Thorsten Bus e7ad1b3cce chore: commit pint style fix, CCLI-API.md planning doc, and npm lock update

2026-05-11 11:00:50 +02:00

24 KiB

Raw Blame History

CCLI SongSelect Partner API — Doc Pointer

Where to get the docs

Postman documentation (only public source, no PDF/OpenAPI mirror): https://documenter.getpostman.com/view/604633/TzseGkmA

The page is JS-rendered. Two ways to read it:

Open in a browser (Chrome/Firefox), wait for the Postman documenter to render.
Click the "Run in Postman" button top-right to import the full collection + environment into a Postman workspace — then inspect every endpoint, params, headers, sample requests/responses.

The collection name is "SongSelect Partner API" under owner id 604633.

Status (read first!)

NOTICE: CCLI has retired the SongSelect API Partner Program and is no longer accepting new API partners.

Existing partners keep working.
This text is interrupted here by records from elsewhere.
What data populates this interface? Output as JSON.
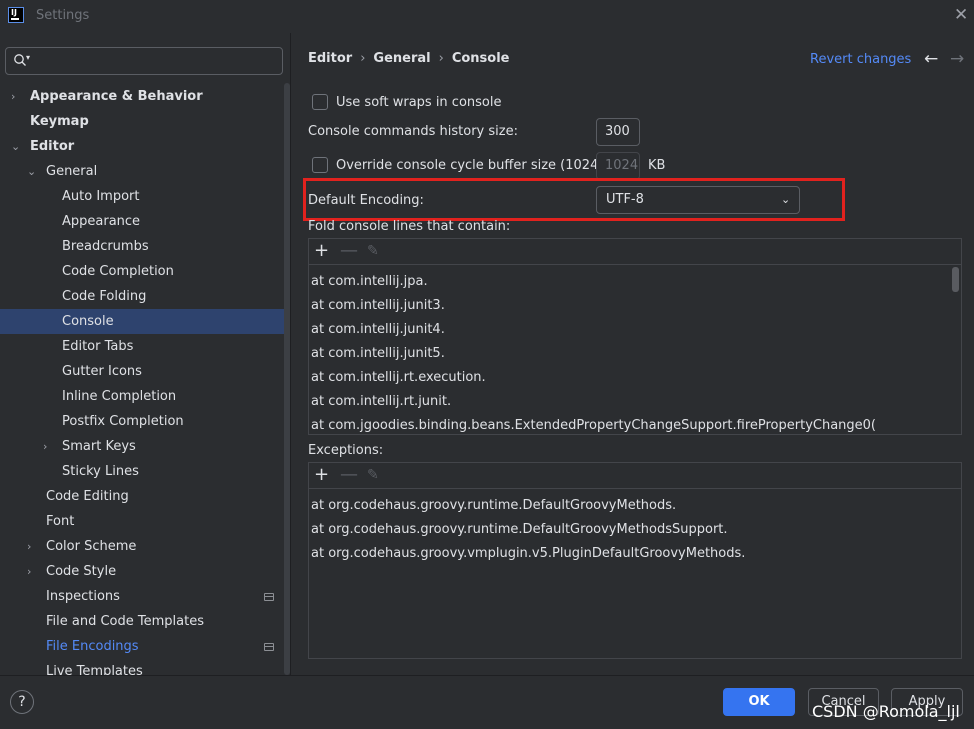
{
  "window": {
    "title": "Settings",
    "app_icon_text": "IJ"
  },
  "sidebar": {
    "search_placeholder": "",
    "items": [
      {
        "label": "Appearance & Behavior",
        "chevron": "›",
        "bold": true
      },
      {
        "label": "Keymap",
        "chevron": "",
        "bold": true
      },
      {
        "label": "Editor",
        "chevron": "⌄",
        "bold": true
      },
      {
        "label": "General",
        "chevron": "⌄"
      },
      {
        "label": "Auto Import"
      },
      {
        "label": "Appearance"
      },
      {
        "label": "Breadcrumbs"
      },
      {
        "label": "Code Completion"
      },
      {
        "label": "Code Folding"
      },
      {
        "label": "Console",
        "selected": true
      },
      {
        "label": "Editor Tabs"
      },
      {
        "label": "Gutter Icons"
      },
      {
        "label": "Inline Completion"
      },
      {
        "label": "Postfix Completion"
      },
      {
        "label": "Smart Keys",
        "chevron": "›"
      },
      {
        "label": "Sticky Lines"
      },
      {
        "label": "Code Editing"
      },
      {
        "label": "Font"
      },
      {
        "label": "Color Scheme",
        "chevron": "›"
      },
      {
        "label": "Code Style",
        "chevron": "›"
      },
      {
        "label": "Inspections",
        "icon": "project-scope-icon"
      },
      {
        "label": "File and Code Templates"
      },
      {
        "label": "File Encodings",
        "link": true,
        "icon": "project-scope-icon"
      },
      {
        "label": "Live Templates"
      }
    ]
  },
  "header": {
    "breadcrumb": [
      "Editor",
      "General",
      "Console"
    ],
    "breadcrumb_sep": "›",
    "revert": "Revert changes",
    "back_icon": "←",
    "forward_icon": "→"
  },
  "settings": {
    "soft_wraps_label": "Use soft wraps in console",
    "history_label": "Console commands history size:",
    "history_value": "300",
    "cycle_buffer_label": "Override console cycle buffer size (1024 KB)",
    "cycle_buffer_value": "1024",
    "cycle_buffer_unit": "KB",
    "encoding_label": "Default Encoding:",
    "encoding_value": "UTF-8",
    "fold_label": "Fold console lines that contain:",
    "fold_lines": [
      "at com.intellij.jpa.",
      "at com.intellij.junit3.",
      "at com.intellij.junit4.",
      "at com.intellij.junit5.",
      "at com.intellij.rt.execution.",
      "at com.intellij.rt.junit.",
      "at com.jgoodies.binding.beans.ExtendedPropertyChangeSupport.firePropertyChange0("
    ],
    "exceptions_label": "Exceptions:",
    "exception_lines": [
      "at org.codehaus.groovy.runtime.DefaultGroovyMethods.",
      "at org.codehaus.groovy.runtime.DefaultGroovyMethodsSupport.",
      "at org.codehaus.groovy.vmplugin.v5.PluginDefaultGroovyMethods."
    ],
    "toolbar": {
      "add": "+",
      "remove": "—",
      "edit": "✎"
    }
  },
  "footer": {
    "help": "?",
    "ok": "OK",
    "cancel": "Cancel",
    "apply": "Apply",
    "watermark": "CSDN @Romola_ljl"
  },
  "colors": {
    "accent": "#3574f0",
    "link": "#548af7",
    "selection": "#2e436e",
    "highlight_box": "#e1221e"
  }
}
New access requires contacting CCLI directly (partners@ccli.com / regional CCLI office) to request reinstatement or special arrangement.

Key facts (from the docs)

Auth: OpenID Connect / OAuth 2.0, Authorization Code with PKCE, refresh tokens supported
- Authorize: https://identityservices.ccli.com/connect/authorize
- Token: https://identityservices.ccli.com/connect/token
- Scope: openid cclipartnerapi.read offline_access
Subscription Key: every request needs header Ocp-Apim-Subscription-Key: <key> (dev key for testing, prod key for live)
Tokens: access token 1h, refresh token 60-day sliding (one-time use, new refresh returned on each refresh)
Rate limits: 100 calls / 10s short term, 300 calls / 5min long term. 429 returns JSON {statusCode, message}.
Dev restrictions: dev client only sees content for users linked to the "SongSelect API Partners" test organization.
Endpoint reference (search, song detail, lyrics, chord chart, etc.) lives inside the Postman collection — load it to see exact paths/params, not summarized in the public preview.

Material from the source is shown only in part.